According to him, reports from the CBN Statistical Bulletin showed that the share of commercial loans to the manufacturing sector to the aggregate loan to the economy averaged 0.1 per cent from 2017 to 2021.
Oyerinde maintained that the development, in no doubt, limits manufacturing activities in the country in terms of investment and production.
“The industrial and the banking sectors are critical components of any economy.

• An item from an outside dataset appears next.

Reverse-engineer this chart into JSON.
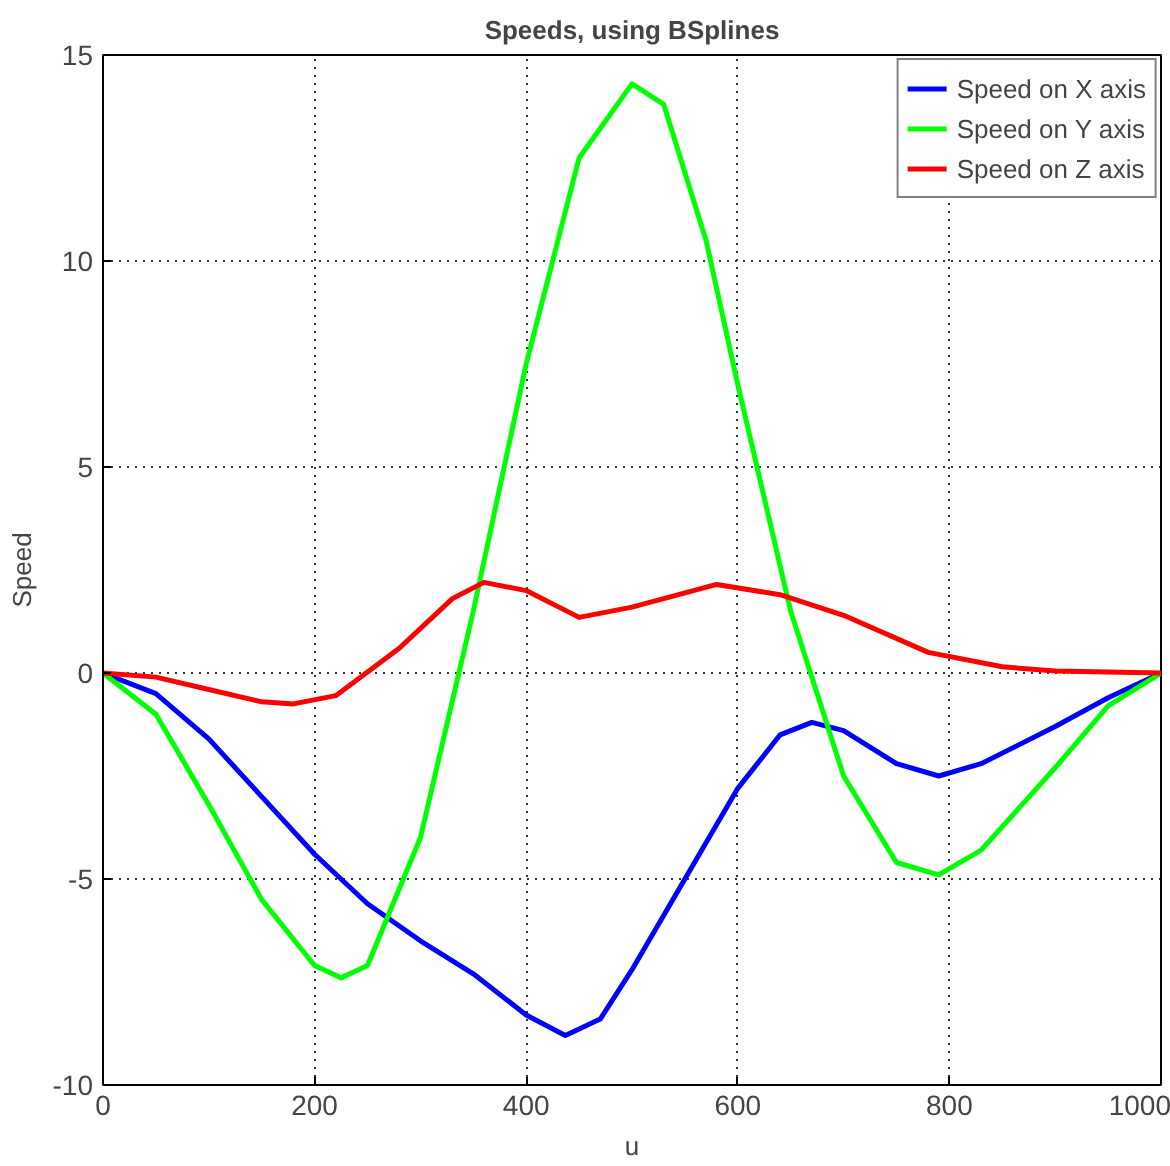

The industry needs the banking sector credits to improve investment and production while the bank needs the rental income and equity subscription from the industry to maintain financial stability.
Availability of fund and at cheaper rate reduces the cost of production, improves the quality of outputs, or the efficiency with which inputs are transformed into outputs and contributes to the growth of private sector in an economy and the multiplier effect will be poverty reduction; increase in per capita income, increase in the competitiveness of the country and by extension, economic growth.
He said the current low performance of the industrial sector, particularly manufacturing, is due to the limited funds available, which does not allow for significant investment and expansion in productive activities.
However, the Deputy Director, Banking Services, CBN, Egboagwu Ezulu, urged the OPS to take advantage of the various interventions of the CBN to boost output through the BOI, DBN and commercial banks.
Ezulu said the dumping of FX offshore is contributing to the challenges of FX supply in the country.
“We are taking FX out of this country and dumping offshore when we are told to bring them back because if Nigerians are bringing them back home, we would not be talking about the challenges of FX. There is a challenge and we have to do the right thing.
That is why the CBN introduced the RT200 to encourage you to bring back the dollar you are saying is scarce but in the books of the banks we see billions of dollars that have been exported out of the country and the OPS are not bringing it back. So, the question is how do we finance FX demand?” Ezulu queried.